The first step in squelching
"over-competitiveness" is to make sure that both
team efforts and individual contributions are valued -- and
that one is not at odds with the other. "Team versus
individual doesn't have to be an either-or proposition; There
has to be clear accountability at both levels," McDermott
says. "What is this team trying to achieve? And who is
responsible for each piece of it?" If that's not clear
to your team now -- and it sounds as if it isn't -- it's something
you all need to sit down and talk out. "People often
become 'over-competitive' and begin trying to undercut one
another because they are afraid that, in a team setting, their
own contributions will get lost in the shuffle," adds
McDermott. "And without clear goals and clear accountability,
that does happen. So it's essential to hammer out who's doing
what, and why."
Beyond that, McDermott
notes, "people will unite behind a 'common cause,' some
compelling objective that everyone can buy into. When that
happens, individual differences tend to fade into the background.

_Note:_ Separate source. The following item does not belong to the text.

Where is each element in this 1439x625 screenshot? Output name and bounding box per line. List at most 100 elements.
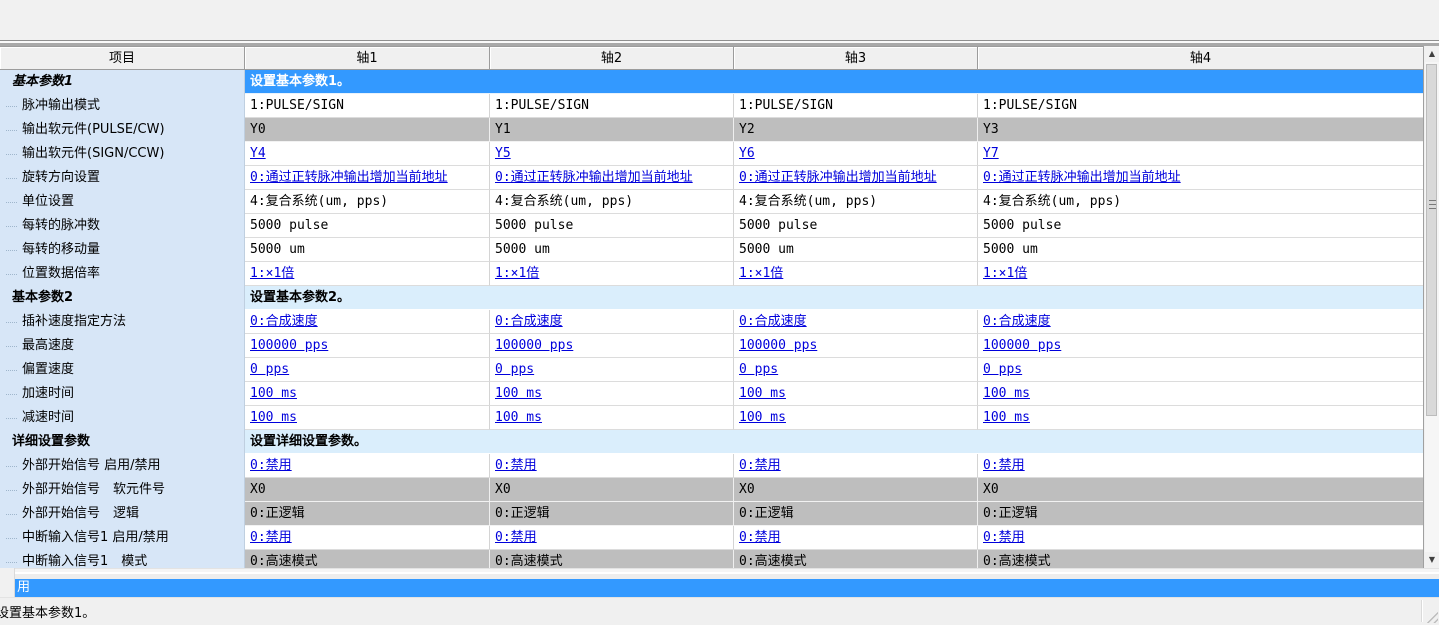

So one question to ask here is, why is there (apparently)
nothing uniting your team? Has the team somehow lost its focus?"
If so, it's up to the team leader to get things back on track
by reiterating just exactly why the team exists in the first
place, and making sure that everyone understands the point
of the whole exercise. Sometimes, the real difficulty is that
there is no good reason why a particular task needs to be
done by a team at all, McDermott says: "The idea of teams
has become so fashionable that some companies are trying to
apply it to everything they do -- but not every task is suited
to this approach. It's not one-size-fits-all. So, in cases
where people have trouble working together because they really
have no common goal, I've recommended disbanding teams altogether
and using some other structure instead." It's hard to
say, without knowing more of the facts, whether this is true
where you are -- but it could be.
But, alas, certain people
just have the wrong personality for teamwork -- i.e., are
hypercompetitive and perennially mistrustful of others. If
you make a real effort to analyze and fix what's creating
the internal strife there, yet one or more of your teammates
keeps throwing a wrench into the works, you may indeed want
to look around for some other team to join. Life is too short
to allow someone else's neurosis to trip you up.